- Born: 1955 (age 70–71) Edmonton, Alberta, Canada
- Genres: Punk rock, post-punk
- Occupation: Drummer
- Years active: 1977–1984
- Formerly of: Public Image Ltd.

= Jim Walker (drummer) =

Canadian musician (born 1955)

Jim Walker (born 1955) is a Canadian musician who was a founding director as well as the original drummer for the UK music group Public Image Ltd.

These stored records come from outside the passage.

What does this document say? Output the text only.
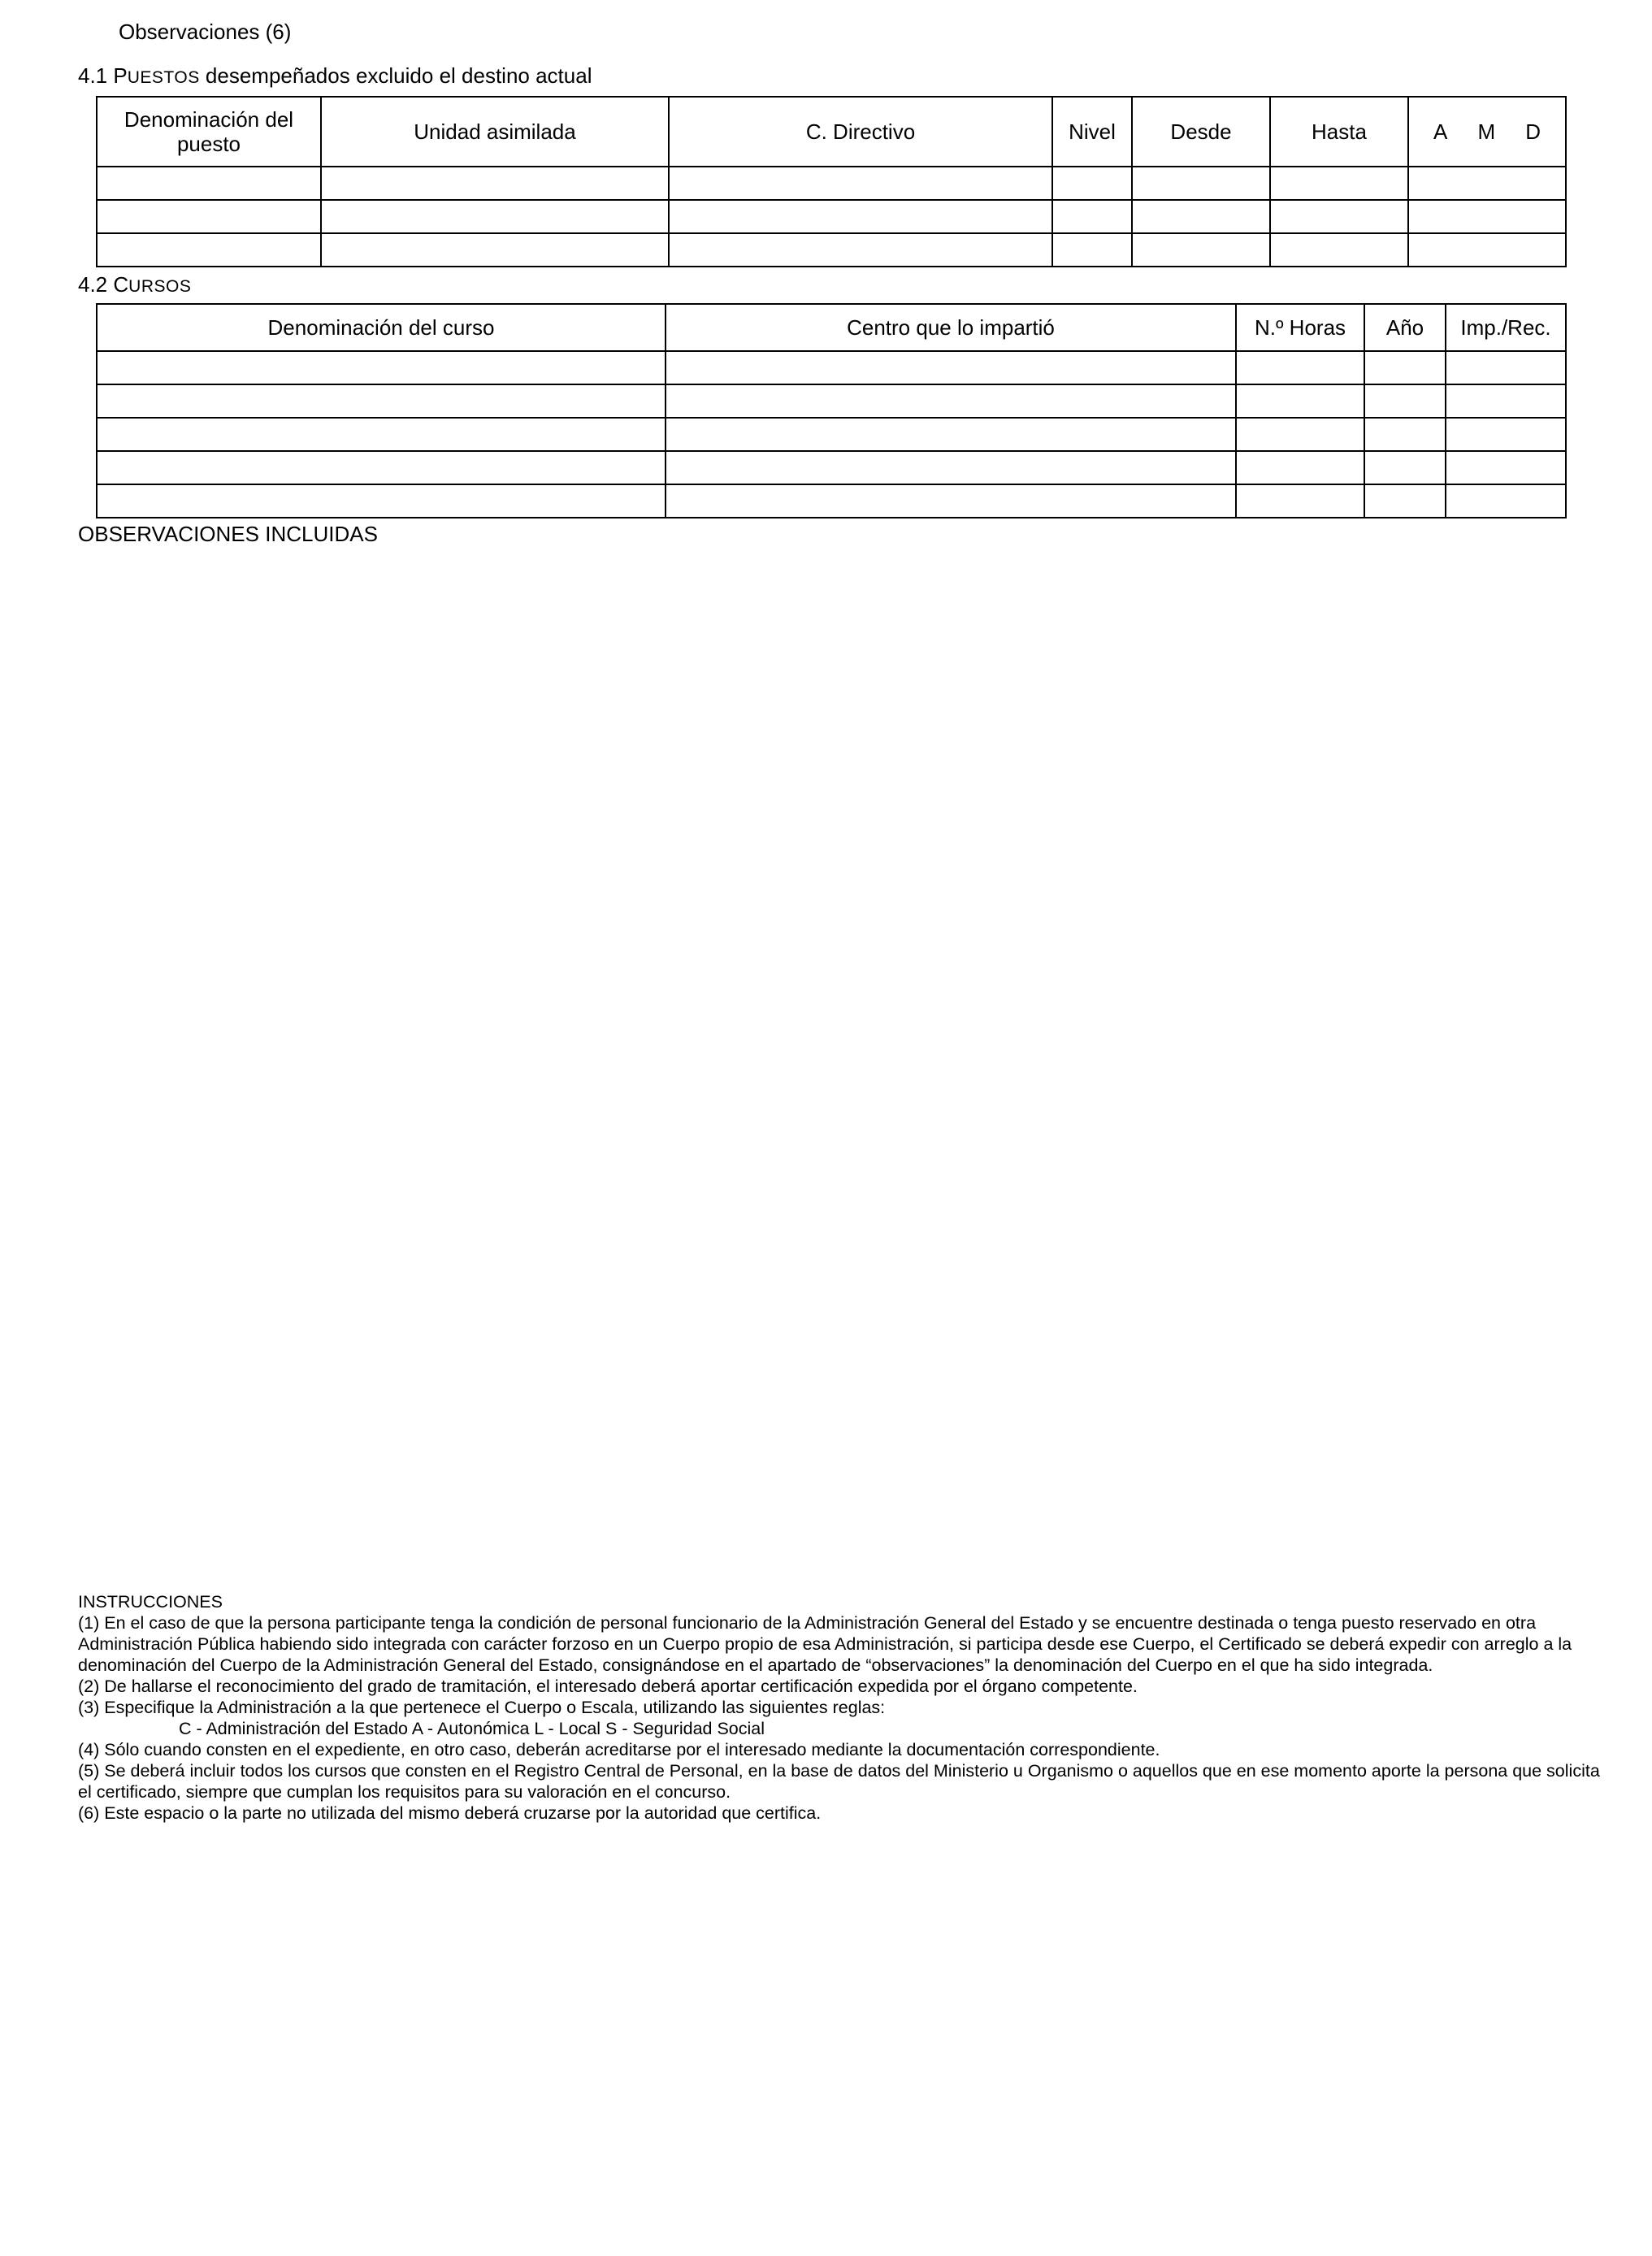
Observaciones (6)
4.1 PUESTOS desempeñados excluido el destino actual
Denominación del puesto	Unidad asimilada	C. Directivo	Nivel	Desde	Hasta	A M D

4.2 CURSOS
Denominación del curso	Centro que lo impartió	N.º Horas	Año	Imp./Rec.

OBSERVACIONES INCLUIDAS

INSTRUCCIONES

(1) En el caso de que la persona participante tenga la condición de personal funcionario de la Administración General del Estado y se encuentre destinada o tenga puesto reservado en otra Administración Pública habiendo sido integrada con carácter forzoso en un Cuerpo propio de esa Administración, si participa desde ese Cuerpo, el Certificado se deberá expedir con arreglo a la denominación del Cuerpo de la Administración General del Estado, consignándose en el apartado de “observaciones” la denominación del Cuerpo en el que ha sido integrada.

(2) De hallarse el reconocimiento del grado de tramitación, el interesado deberá aportar certificación expedida por el órgano competente.

(3) Especifique la Administración a la que pertenece el Cuerpo o Escala, utilizando las siguientes reglas:

C - Administración del Estado A - Autonómica L - Local S - Seguridad Social

(4) Sólo cuando consten en el expediente, en otro caso, deberán acreditarse por el interesado mediante la documentación correspondiente.

(5) Se deberá incluir todos los cursos que consten en el Registro Central de Personal, en la base de datos del Ministerio u Organismo o aquellos que en ese momento aporte la persona que solicita el certificado, siempre que cumplan los requisitos para su valoración en el concurso.

(6) Este espacio o la parte no utilizada del mismo deberá cruzarse por la autoridad que certifica.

==Early life and education==

James Donat Walker was born in Edmonton, Alberta. He first trained as a jazz drummer at the Berklee College of Music in Boston, where he was taught by Alan Dawson and Joe Hunt.

==Career==

In 1977, Walker, along with Malcolm Hasman and Chris Arnett, formed the Vancouver area punk band the Furies, the first punk rock band in Western Canada. The band broke up after a few months, and Walker moved to London later that year. In early May 1978, after answering an ad placed in Melody Maker, he auditioned for and became a founding member of Public Image Ltd., with John Lydon, Keith Levene, and John Wardle (Jah Wobble).

Dissatisfied with the band's direction, he left PiL as a player in February 1979, and as a director in January 1980. After PiL, he played for a few lesser known local London bands, including Kirk Brandon of Theatre of Hate's first band, The Pack, and Stan Stammers' band The Straps, before forming the Human Condition in 1981 with Jah Wobble and Dave "Animal" Maltby. The Human Condition were together for just over a year, playing to mixed reviews, before disbanding in 1982.

In 1984, he left London for New York, and after playing that year left the music industry.
Walker was interviewed for the 2017 documentary film, The Public Image is Rotten.